Tuesday, November 3, 2020

Mengenangmu


Kemarin, tepat tanggal 2 November, terlihat begitu ramai di medsos, terutama dinding Facebook terpampang foto-foto. Tak hanya satu foto yang terpampang tetapi lebih dari satu foto yang dipajang sebagai cara sederhana untuk mengungkapkan “rasa” yang pernah muncul di saat-saat perpisahan abadi itu. Foto-foto yang terpampang memperlihatkan sosok yang pernah ada dan hidup bahkan pernah mengukir sejarah yang menarik. Dengan memposting foto-foto itu ada kenangan lama terulang kembali dan rasa memiliki itu semakin kental menggelayut hati. Pemajangan foto-foto ini hanya dilakukan oleh orang Katolik saja karena pada tanggal 2 November itu, Gereja Katolik secara khusus memperingati arwah semua orang yang sudah meninggal.

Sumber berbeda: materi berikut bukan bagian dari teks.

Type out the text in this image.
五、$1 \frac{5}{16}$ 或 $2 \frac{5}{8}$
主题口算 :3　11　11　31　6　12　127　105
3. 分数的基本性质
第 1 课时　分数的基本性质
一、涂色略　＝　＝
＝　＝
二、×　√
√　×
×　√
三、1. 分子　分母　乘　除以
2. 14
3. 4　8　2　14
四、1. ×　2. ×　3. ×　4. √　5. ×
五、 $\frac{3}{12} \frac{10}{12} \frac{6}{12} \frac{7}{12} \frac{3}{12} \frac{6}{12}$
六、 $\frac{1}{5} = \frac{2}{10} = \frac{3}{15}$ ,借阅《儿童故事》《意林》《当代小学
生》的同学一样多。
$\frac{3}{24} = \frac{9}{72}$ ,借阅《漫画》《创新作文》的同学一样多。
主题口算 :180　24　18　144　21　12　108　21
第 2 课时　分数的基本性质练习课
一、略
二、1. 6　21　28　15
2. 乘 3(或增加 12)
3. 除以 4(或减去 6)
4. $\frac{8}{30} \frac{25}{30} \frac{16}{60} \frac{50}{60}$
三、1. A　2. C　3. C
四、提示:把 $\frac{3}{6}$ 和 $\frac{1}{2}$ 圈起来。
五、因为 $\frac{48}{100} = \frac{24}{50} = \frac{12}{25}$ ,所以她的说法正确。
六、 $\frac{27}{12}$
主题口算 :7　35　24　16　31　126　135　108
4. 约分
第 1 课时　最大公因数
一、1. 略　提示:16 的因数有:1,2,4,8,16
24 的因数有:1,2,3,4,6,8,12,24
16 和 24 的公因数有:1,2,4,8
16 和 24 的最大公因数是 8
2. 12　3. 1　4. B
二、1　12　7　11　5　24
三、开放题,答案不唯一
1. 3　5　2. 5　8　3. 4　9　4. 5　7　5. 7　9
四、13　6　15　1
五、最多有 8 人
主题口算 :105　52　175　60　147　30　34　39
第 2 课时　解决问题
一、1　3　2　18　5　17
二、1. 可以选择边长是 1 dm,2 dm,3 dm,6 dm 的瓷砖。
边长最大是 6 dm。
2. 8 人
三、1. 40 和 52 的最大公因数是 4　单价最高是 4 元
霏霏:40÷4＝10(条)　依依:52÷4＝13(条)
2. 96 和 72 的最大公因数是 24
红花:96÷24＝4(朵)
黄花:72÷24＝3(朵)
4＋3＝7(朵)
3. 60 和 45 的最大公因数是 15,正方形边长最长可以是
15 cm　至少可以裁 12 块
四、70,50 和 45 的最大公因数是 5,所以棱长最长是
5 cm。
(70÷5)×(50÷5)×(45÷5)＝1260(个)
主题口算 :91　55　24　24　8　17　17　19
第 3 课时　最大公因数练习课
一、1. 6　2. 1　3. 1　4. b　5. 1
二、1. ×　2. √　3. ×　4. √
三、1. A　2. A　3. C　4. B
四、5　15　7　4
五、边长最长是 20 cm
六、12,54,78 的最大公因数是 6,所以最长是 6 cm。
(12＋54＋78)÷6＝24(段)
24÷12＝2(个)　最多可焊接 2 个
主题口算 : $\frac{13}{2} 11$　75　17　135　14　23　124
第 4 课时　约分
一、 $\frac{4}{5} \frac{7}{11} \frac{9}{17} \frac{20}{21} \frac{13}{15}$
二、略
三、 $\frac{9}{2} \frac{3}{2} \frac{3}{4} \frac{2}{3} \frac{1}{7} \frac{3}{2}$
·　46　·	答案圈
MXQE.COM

Mengapa orang yang sudah meninggal mesti dikenang kembali dan bahkan didoakan? Ini merupakan pertanyaan dari orang-orang yang berada di luar Gereja Katolik yang tidak memiliki kebiasaan untuk mengenangkan orang-orang yang sudah meninggal itu. Gereja Katolik dalam perjalanan sejarahnya, memiliki tradisi yang unik dan bisa dikembangkan untuk  memperkaya iman kekatolikan. Gereja Katolik dalam upaya mengembangkan imannya, tidak hanya berkutat pada kitab suci saja tetapi juga pada tradisi dan magisterium Gereja.

Doa-doa yang dikembangkan dalam Gereja Katolik, banyak juga merupakan warisan tradisi yang mempengaruhi perkembangan iman kita. Doa menjadi kunci utama dalam membangun relasi dengan Tuhan karena di dalam doa itu ada ujub dan pengharapan dari si pendoa. Berkaitan dengan momentum peringatan arwah orang-orang yang sudah meninggal, keluarga-keluarga yang ditinggal berusaha untuk membangun doa dan menghadirkan kembali sosok yang pernah ada itu dengan memperlihatkan foto-foto yang dipajang. Memang, cara ini terlihat sederhana tetapi menggambarkan sebuah relasi yang intens dan membongkar memori masa lampau tentang orang-orang yang pernah dan kini menjadi penghuni abadi di dalam rahim pertiwi. Mereka telah mati berkalang tanah tetapi ingatan publik dan terutama orang-orang tercinta masih menggema. Ada yang memberikan caption pada foto itu yang menggambarkan tentang perbuatan mereka pada saat maut belum menjemput mereka.

“Hidup mengarah pada kematian.” Kalimat yang lahir dari mulut seorang filsuf ini seakan mengamini siklus hidup manusia. Hidup manusia tidak hanya ditandai dengan kelahiran saja tetapi pada titik tertentu, manusia harus merunduk pada kehendak Allah untuk menerima kematian itu sebagai yang terberi. Heidegger dengan kata-kata di atas mengingatkan proses peziarahan hidup manusia di dunia ini,  tidak ada yang abadi. Hidup menjadi kisah perjalanan yang ada titik akhir. Tak ada yang abadi di dunia ini. Kekayaan yang kita kumpulkan selama ini tak akan bertahan, karena dimakan oleh ngegat dan karat. Demikian juga manusia, tidak akan bertahan selama hidup ini. Usia kematian manusia tak ada yang tahu. Banyak orang mengatakan bahwa tentang kematian bukan soal usia tua atau muda tetapi soal kapan waktunya Allah memanggil manusia dari dunia ini melalui proses kematian.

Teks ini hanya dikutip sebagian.